İşte Ayşe Yıldız, bu iki adamın Rusçuk’ta başlayıp genişleyen ilişkilerini merkeze alarak dönemin Osmanlı, Balkan ve Rus toplumunun nitelikli bir fotoğrafını çekiyor.

Yıldız’ın ele aldığı dönem, âdemi merkeziyetçilik akımının öne çıktığı; uluslararası sorunlar, ciddi toprak kayıpları ve yeni modernleşme çabalarının gözlemlenmeye başladığı bir dönemdir.

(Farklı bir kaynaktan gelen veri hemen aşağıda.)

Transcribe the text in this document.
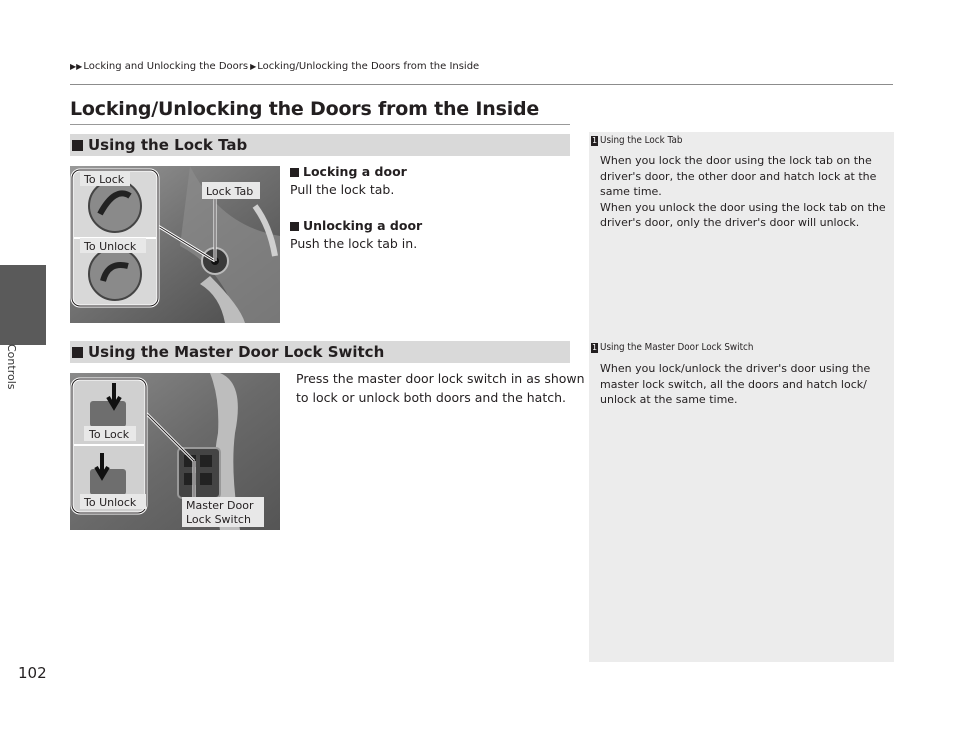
Controls
▶▶ Locking and Unlocking the Doors ▶ Locking/Unlocking the Doors from the Inside
Locking/Unlocking the Doors from the Inside
Using the Lock Tab
To Lock
To Unlock
Lock Tab
Locking a door
Pull the lock tab.
Unlocking a door
Push the lock tab in.
Using the Master Door Lock Switch
To Lock
To Unlock	Master Door
Lock Switch
Press the master door lock switch in as shown
to lock or unlock both doors and the hatch.
1 Using the Lock Tab
When you lock the door using the lock tab on the
driver's door, the other door and hatch lock at the
same time.
When you unlock the door using the lock tab on the
driver's door, only the driver's door will unlock.
1 Using the Master Door Lock Switch
When you lock/unlock the driver's door using the
master lock switch, all the doors and hatch lock/
unlock at the same time.
102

Köse Ahmed Efendi ve Manuk Mirzayan’ın hikâyesi de, bir yönüyle bu sürecin tam merkezinde yer aldığı için ayrıca önemli.

  • Künye: Aysel Yıldız – Kenar Adamları ve Bendeleri: Tirsinikli İsmail Ağa ve Alemdar Mustafa Paşa’nın Adamları Manuk Mirzayan ve Köse Ahmed Efendi, Kitap Yayınevi, tarih, 329 sayfa, 2018

Serdar Ösen – Osmanlı Devlet ve Toplum Hayatında Mevlevilik (2015)

Modernleşme çalışmalarının hız kazandığı 19. yüzyılda, Mevleviliğin Osmanlı devlet ve toplum hayatındaki yerini irdeleyen bir araştırma.

Serdar Ösen, Anadolu’da Mevleviliğin ortaya çıktığı koşulları ve 19. yüzyıl boyunca Osmanlı tahtında bulunmuş padişahların dönemlerini esas alarak siyasi ve toplumsal alanda Mevleviliğin nasıl bir tarihi seyir izlediğini tartışıyor.

  • Künye: Serdar Ösen – Osmanlı Devlet ve Toplum Hayatında Mevlevilik, Kitap Yayınevi

Umut Şumnu – Mimarlar ve Apartmanları (2018)

Mimarlıkta ikonik yapılar, daha çok kamu yapıları ve mekânları üzerinden dillendirilir.

Oysa mimarlıktaki egemen anlatıya hiçbir şekilde uymayan bazı sivil mimari örnekleri vardır ki, bu eserler asıl vuruculuklarını da bu niteliklerinden alır.

İşte ‘Mimarlar ve Apartmanları’, Ankara’da 1930-1980 arasındaki elli yıllık zaman diliminde yapılmış sivil mimari örneklerini inceliyor.

Ana akım mimarlık tarihi içerisinde yer almayan bu yapıların çoğu, şu an ne yazık ki yıkılmaya yüz tutmuş durumda.

Umut Şumnu, bu yapıların detaylı mimari analizini yapmakla yetinmiyor, aynı zamanda eserlerin yapıldığı dönemdeki konut politikalarını, bu eserleri yapan mimarları, eserleri kullanan kişilerin özelliklerini ve nihayet bu eserlerin ortaya koyduğu barınma/yaşam kültürünü detaylı bir şekilde ortaya koyuyor.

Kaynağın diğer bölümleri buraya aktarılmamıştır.